For example, such a capability would be useful for "certified documents". Such documents refer to a class of documents that has no intrinsic value, such as bearer bonds, but has content that is authenticated and vouched for by an appropriate authority. "Certified documents" would include vital records (i.e., birth certificates, death certificates, marriage certificates, etc.), professional licenses, official surveys, inspection reports, university transcripts, legal briefs, etc.
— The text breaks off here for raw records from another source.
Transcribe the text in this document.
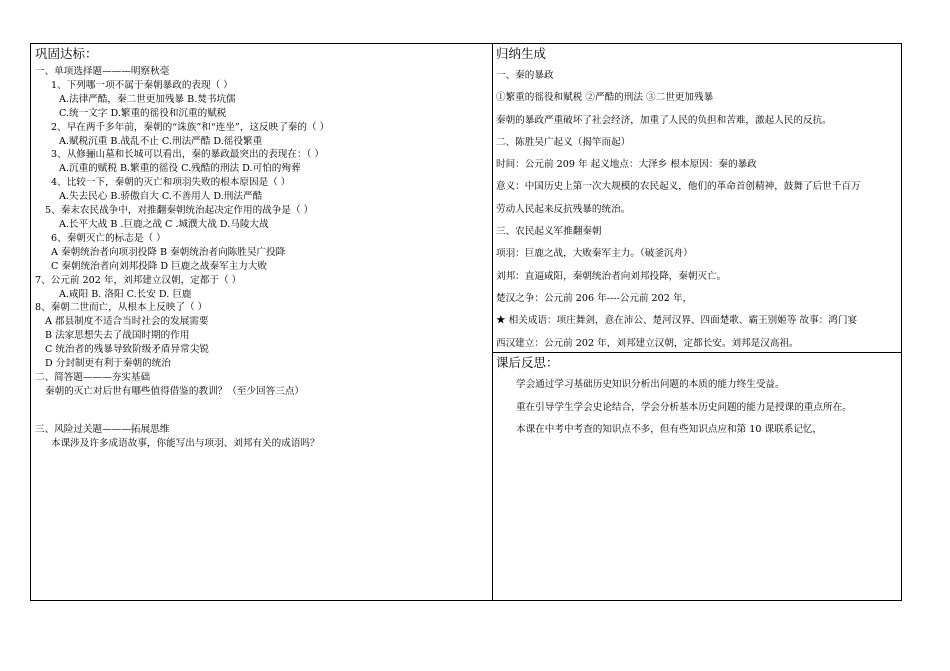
巩固达标：
一、单项选择题———明察秋毫
1、下列哪一项不属于秦朝暴政的表现（ ）
A.法律严酷，秦二世更加残暴 B.焚书坑儒
C.统一文字 D.繁重的徭役和沉重的赋税
2、早在两千多年前，秦朝的“诛族”和“连坐”，这反映了秦的（ ）
A.赋税沉重 B.战乱不止 C.刑法严酷 D.徭役繁重
3、从修骊山墓和长城可以看出，秦的暴政最突出的表现在：（ ）
A.沉重的赋税 B.繁重的徭役 C.残酷的刑法 D.可怕的殉葬
4、比较一下，秦朝的灭亡和项羽失败的根本原因是（ ）
A.失去民心 B.骄傲自大 C.不善用人 D.刑法严酷
5、秦末农民战争中，对推翻秦朝统治起决定作用的战争是（ ）
A.长平大战 B .巨鹿之战 C .城濮大战 D.马陵大战
6、秦朝灭亡的标志是（ ）
A 秦朝统治者向项羽投降 B 秦朝统治者向陈胜吴广投降
C 秦朝统治者向刘邦投降 D 巨鹿之战秦军主力大败
7、公元前 202 年，刘邦建立汉朝，定都于（ ）
A.咸阳 B. 洛阳 C.长安 D. 巨鹿
8、秦朝二世而亡，从根本上反映了（ ）
A 郡县制度不适合当时社会的发展需要
B 法家思想失去了战国时期的作用
C 统治者的残暴导致阶级矛盾异常尖锐
D 分封制更有利于秦朝的统治
二、简答题———夯实基础
秦朝的灭亡对后世有哪些值得借鉴的教训？（至少回答三点）
三、风险过关题———拓展思维
本课涉及许多成语故事，你能写出与项羽、刘邦有关的成语吗？
归纳生成
一、秦的暴政
①繁重的徭役和赋税 ②严酷的刑法 ③二世更加残暴
秦朝的暴政严重破坏了社会经济，加重了人民的负担和苦难，激起人民的反抗。
二、陈胜吴广起义（揭竿而起）
时间：公元前 209 年 起义地点：大泽乡 根本原因：秦的暴政
意义：中国历史上第一次大规模的农民起义，他们的革命首创精神，鼓舞了后世千百万
劳动人民起来反抗残暴的统治。
三、农民起义军推翻秦朝
项羽：巨鹿之战，大败秦军主力。（破釜沉舟）
刘邦：直逼咸阳，秦朝统治者向刘邦投降，秦朝灭亡。
楚汉之争：公元前 206 年----公元前 202 年，
★ 相关成语：项庄舞剑，意在沛公、楚河汉界、四面楚歌、霸王别姬等 故事：鸿门宴
西汉建立：公元前 202 年，刘邦建立汉朝，定都长安。刘邦是汉高祖。
课后反思：
学会通过学习基础历史知识分析出问题的本质的能力终生受益。
重在引导学生学会史论结合，学会分析基本历史问题的能力是授课的重点所在。
本课在中考中考查的知识点不多，但有些知识点应和第 10 课联系记忆，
Another area in which such a capability would be useful is "titles" and documents relating thereto. That is, "titles" are documents which have a value of their own, at least for some span of time, and are therefore negotiable. Some examples would include ownership certificates and some type of insurance contracts, such as "Certificates of Insurance", which are issued by insurance companies as proof that a consignment or a package of goods is indeed insured. Corporations that ship/transport goods regularly require a facility whereby certificates of insurance can be issued quickly, and require that such a certificate be printed remotely. It is further necessary to ensure that such certificates cannot be duplicated (copied).

1 ---- 2 Yet another example is "Financial instruments" and other documents of value, such as money orders, certified checks, gift certificates, and tickets (e.g., for transportation, entertainment, sporting events, etc.) In all the above cases, care must be taken to prevent copies and additional prints from being produced to look like and to be used as authentic documents. This need is obvious in the "title" and "financial instrument" cases, as they are negotiable objects, and in some other examples mentioned above.

For certified documents, there is a compelling need in electronic commerce for processes to maintain "electronic originals". In the physical world (e.g., the so-called "real world"), original documents are typically authenticated through visual inspection of "raised seals" (e.g., notary is seals or the like by persons specially commissioned for such tasks as notarization and the like), embossed signatures, and special bond paper.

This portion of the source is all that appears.